[Faits et Documents – #304 – 26/10/2010]

Premier maire adjoint de Paris, Anne Hidalgo, épouse Germain, née en Andalousie et naturalisée française, est donnée comme la dauphine de Bertrand Delanoë. Féministe et ambitieuse, celle qui se présente comme une « travailleuse » est une permanente politique depuis plus de dix ans et a occupé précédemment de hautes fonctions essentiellement dues à son engagement au Parti socialiste. Elle vient de publier un essai, Travail au bord de la crise de nerfs.

« Hidalgo, hijo de algo. En français, fils de quelqu’un, de noble descendance chrétienne, sans mélange de sang. » France-Soir (16 octobre 2006).

« Anne Hidalgo […] créature politique imaginée par Delanoë et valorisée par François Hollande. » Le Parisien (11 mai 2004).

Anne Hidalgo est née le 19 juin 1959 à San Fernando (Espagne), près de Cadix. Elle est la fille de deux immigrés espagnols, Antonio Hidalgo, électricien, et de Maria Aleu, couturière. Le couple s’est réinstallé depuis lors outre-Pyrénées.

On lit souvent qu’il s’agit de républicains espagnols réfugiés en France après la guerre civile mais rien n’est plus faux. En réalité, il s’agit du grand-père d’Anne Hidalgo, intendant d’un vaste domaine dans la province de Cadix, qui s’installa avec sa famille, dont le jeune Antonio, en France, dès 1937.

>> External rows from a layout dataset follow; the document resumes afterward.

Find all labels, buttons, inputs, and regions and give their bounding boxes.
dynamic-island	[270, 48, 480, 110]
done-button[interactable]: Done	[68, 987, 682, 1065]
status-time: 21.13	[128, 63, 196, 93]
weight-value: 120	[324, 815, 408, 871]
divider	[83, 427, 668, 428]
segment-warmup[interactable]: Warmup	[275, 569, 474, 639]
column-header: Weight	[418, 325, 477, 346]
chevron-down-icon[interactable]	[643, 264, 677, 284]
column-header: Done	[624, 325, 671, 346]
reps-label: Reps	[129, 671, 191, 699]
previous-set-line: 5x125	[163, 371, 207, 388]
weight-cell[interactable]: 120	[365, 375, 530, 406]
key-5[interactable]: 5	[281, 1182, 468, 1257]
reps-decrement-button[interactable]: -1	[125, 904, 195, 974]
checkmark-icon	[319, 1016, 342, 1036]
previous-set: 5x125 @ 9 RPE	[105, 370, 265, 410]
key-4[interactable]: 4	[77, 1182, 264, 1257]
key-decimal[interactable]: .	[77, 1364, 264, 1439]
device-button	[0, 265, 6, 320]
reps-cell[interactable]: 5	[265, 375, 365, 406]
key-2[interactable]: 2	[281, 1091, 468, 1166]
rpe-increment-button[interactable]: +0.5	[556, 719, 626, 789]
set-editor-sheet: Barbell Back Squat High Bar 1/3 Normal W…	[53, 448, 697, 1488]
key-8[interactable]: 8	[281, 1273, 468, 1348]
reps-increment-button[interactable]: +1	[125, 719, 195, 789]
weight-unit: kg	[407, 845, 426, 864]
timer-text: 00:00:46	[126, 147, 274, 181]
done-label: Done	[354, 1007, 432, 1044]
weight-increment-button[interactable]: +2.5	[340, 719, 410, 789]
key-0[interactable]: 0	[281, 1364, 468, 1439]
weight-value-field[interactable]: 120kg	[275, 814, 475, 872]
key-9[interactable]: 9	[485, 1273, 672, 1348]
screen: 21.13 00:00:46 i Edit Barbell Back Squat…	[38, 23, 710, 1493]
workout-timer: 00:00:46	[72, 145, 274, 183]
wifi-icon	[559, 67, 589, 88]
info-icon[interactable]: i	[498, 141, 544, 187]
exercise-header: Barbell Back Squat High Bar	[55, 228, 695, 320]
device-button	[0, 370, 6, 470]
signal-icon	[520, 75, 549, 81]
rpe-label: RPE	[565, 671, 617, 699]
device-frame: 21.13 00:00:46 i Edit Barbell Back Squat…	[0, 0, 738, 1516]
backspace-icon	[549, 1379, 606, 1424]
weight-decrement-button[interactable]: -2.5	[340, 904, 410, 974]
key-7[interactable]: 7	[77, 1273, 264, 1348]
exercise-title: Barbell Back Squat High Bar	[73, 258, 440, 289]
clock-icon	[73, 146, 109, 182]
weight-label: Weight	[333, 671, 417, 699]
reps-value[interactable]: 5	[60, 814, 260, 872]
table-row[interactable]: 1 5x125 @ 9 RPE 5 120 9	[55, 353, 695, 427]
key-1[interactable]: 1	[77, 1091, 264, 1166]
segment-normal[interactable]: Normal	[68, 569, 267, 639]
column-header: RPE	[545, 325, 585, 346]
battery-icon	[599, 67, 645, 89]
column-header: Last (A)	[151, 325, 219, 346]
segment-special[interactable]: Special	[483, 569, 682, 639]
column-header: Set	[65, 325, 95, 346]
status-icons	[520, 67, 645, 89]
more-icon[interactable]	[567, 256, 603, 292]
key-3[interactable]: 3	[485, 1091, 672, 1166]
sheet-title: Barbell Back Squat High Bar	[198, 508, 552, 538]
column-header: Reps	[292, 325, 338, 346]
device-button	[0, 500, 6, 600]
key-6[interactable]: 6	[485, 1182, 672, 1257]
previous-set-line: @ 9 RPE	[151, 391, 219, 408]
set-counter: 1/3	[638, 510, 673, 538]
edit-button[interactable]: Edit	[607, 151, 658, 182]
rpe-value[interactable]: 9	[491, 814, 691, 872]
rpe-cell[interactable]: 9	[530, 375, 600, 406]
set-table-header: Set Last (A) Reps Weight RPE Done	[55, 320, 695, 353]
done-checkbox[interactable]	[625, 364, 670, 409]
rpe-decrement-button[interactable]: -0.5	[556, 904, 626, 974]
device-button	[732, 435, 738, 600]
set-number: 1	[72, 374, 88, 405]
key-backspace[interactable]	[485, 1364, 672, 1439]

VSD (article non daté, mais figurant sur le site d’Anne Hidalgo. Il s’agit de l’unique article détaillé jamais paru sur sa famille en français) indique donc : « En 1937, pour échapper à la montée des troupes fascistes, le grand-père paternel, républicain, traverse les Pyrénées à dos de mulet avec sa famille. » Étrange républicain venu de l’extrême sud de l’Espagne pour passer en France alors même que toute la partie « Est » de l’Espagne était encore sous contrôle des républicains. On rappellera aussi que la guerre civile a commencé en juillet 1936 et s’est finie en avril 1939. Il s’agit donc peut-être d’un républicain mais certainement pas d’un combattant républicain de premier plan ayant réellement lutté contre l’hydre fasciste. La meilleure preuve est que la famille se réinstalle en Espagne dès la fin de la guerre civile, en 1939, se fixant à Antequerra. VSD indique, sans autre détail ; « Sa femme ne survit pas, tout comme la petite dernière. Il est emprisonné pendant trois ans. Le père d’Anne a dix ans. » En réalité, ce n’est pas faux, si ce n’est que la grand-mère d’Anne meurt durant le voyage de retour et nullement, comme on pourrait le croire, de sévices infligés par les franquistes.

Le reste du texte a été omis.